Things have been a bit quiet here because I’ve been distracted coding up what I hope will be a fun and hopefully fruitful project. If all goes according to plan, I’ll be ready to declare it fit for presentation to the world in a a couple weeks. Until then, here’s short section from Andrew Morris’s 2002 essay “Baskteball Culture in Postsocialist China,” from the Perry Link-edited collection Popular China. The whole essay is fantastic (if a touch outdated; there’s an updated 2008 version of the essay in the Brown Journal of World Affairs which I’ll get around to as soon as I decide what else to sacrifice now that sleep is all but gone from my life), but in light of last summer’s Georgetown-Bayi brawl and the continued hand-wringing over overseas/NBA players dominating the CBA, this passage recounting the 1998 CBA All-Star Game is still especially relevant:
But the most significant subject of nationalist basketball discourse relates to the recruitment of foreign players to supplement CBA rosters. In the 1990s, each team was allowed two foreign players, and Americans occupied the overwhelming majority of these slots. Members of the basketball bureaucracy seemed to take a very ambivalent stand on the role of the CBA’s foreign players. In one lead article of Basketball, titled “To Fire Up the Basketball Market, We Need More Foreign Players,” the author told of the foreigners’ contributions and reminded readers that the U.S. National Basketball Association (NBA) itself employed many foreign players.
But many fans do not buy this line. In one fan forum, subscribers protested these Americans’ presence, holding that “second- and third-rate European and American players” could not truly help the development of Chinese basketball since they were only in the CBA to “sell tricks” and make money, and that they were not worth the disruption. One fan was even more dramatic, stating that “[this] is Chinese basketball. Those winning glory for the nation in international competition are the men of China, not these ‘Eight-Nation Allied Forces’ [the foreign armies that invaded the Qing Dynasty in 1900].”

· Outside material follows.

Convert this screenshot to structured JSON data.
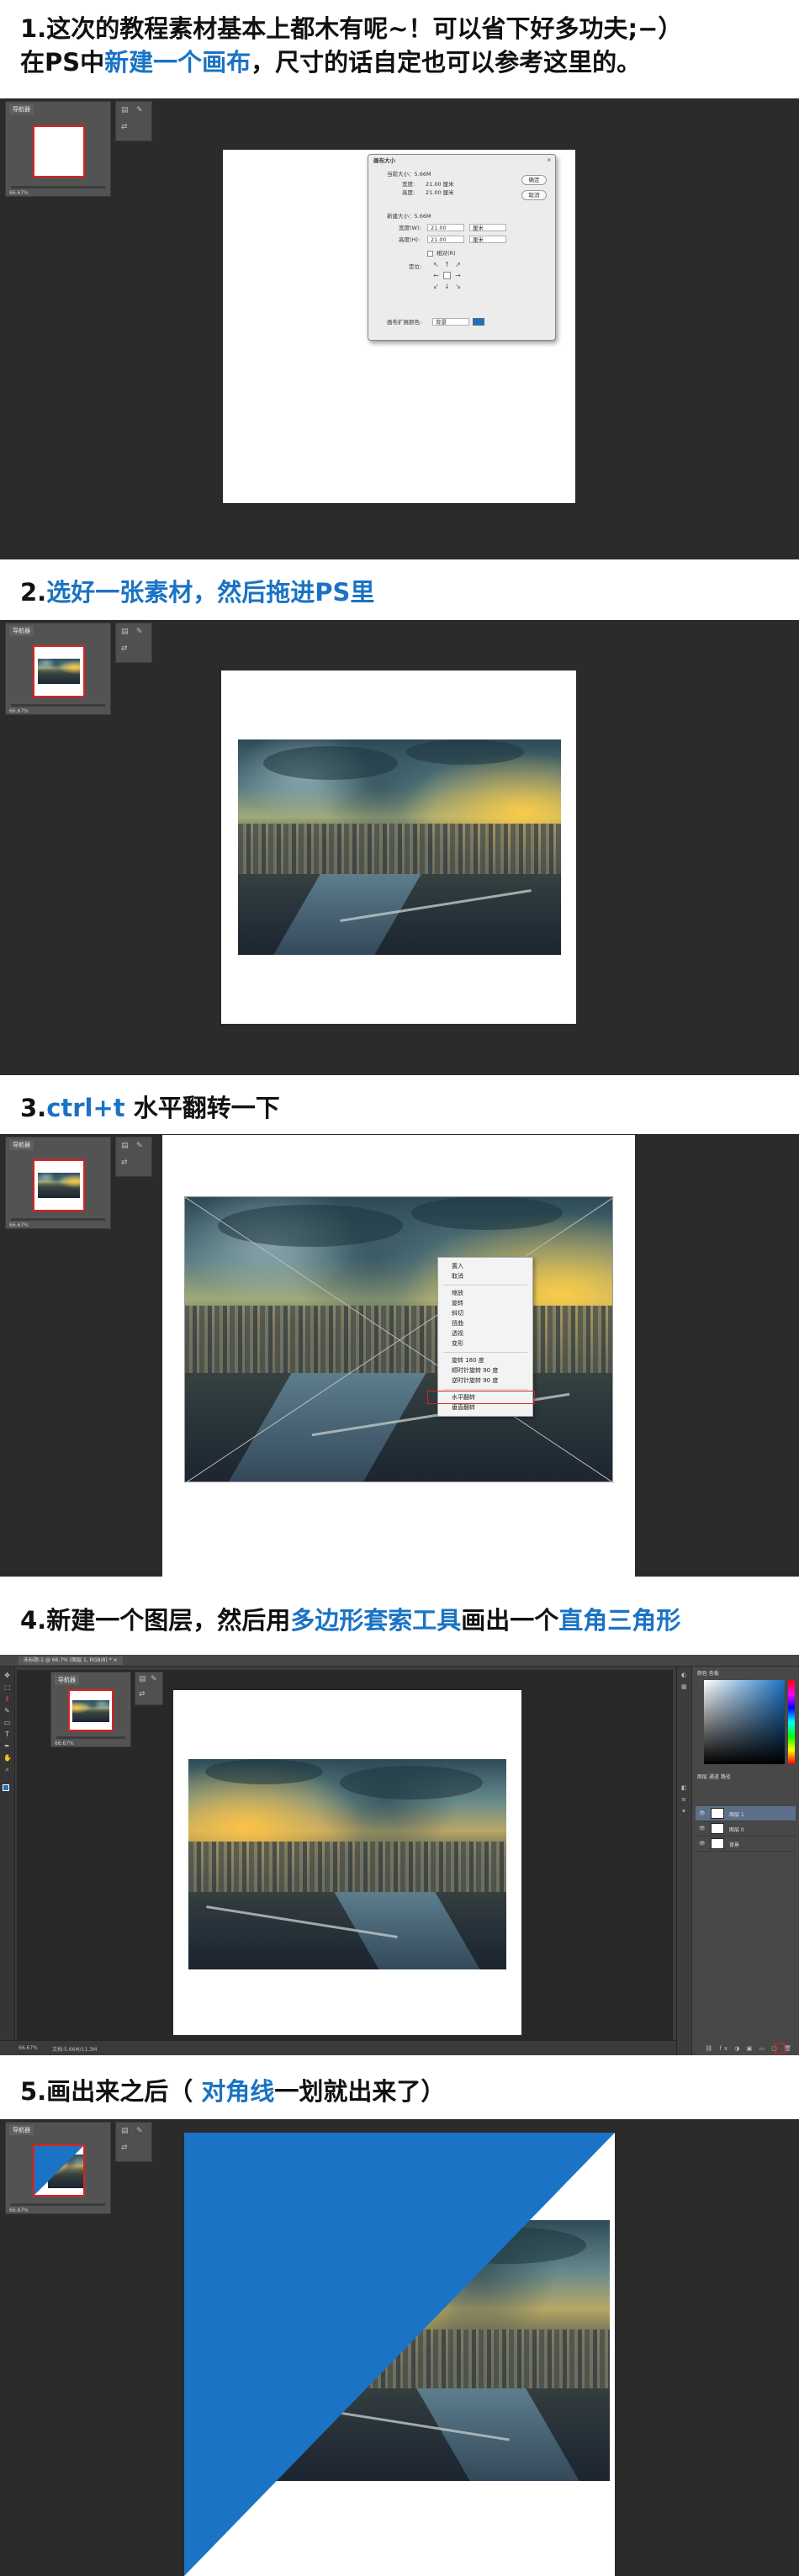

The tensions present in this nationalist narrative finally came to a head at the CBA All-Star Game in Shenyang in April 1998, a contest that for the first time used an ill-advised “Chinese vs. Foreigner” format. The Foreign All-Stars won 83–80 on a last-second three-point shot by Ray Kelly of the Sichuan Blue Sword Beer Pandas, but the victorious side was quickly showered with cans and bottles, a barrage so heavy and prolonged that the state-operated CCTV was forced to cut off its broadcast. The sight of China’s national all-star team losing to these third-rate American “rejects” was evidently too much for these proud fans, whose own Shenyang Army Lions were one of the few CBA squads that did not employ foreign players. Their spontaneous demonstration against the waiyuan presence in the CBA was a clear statement against American hegemony in the Chinese basketball world.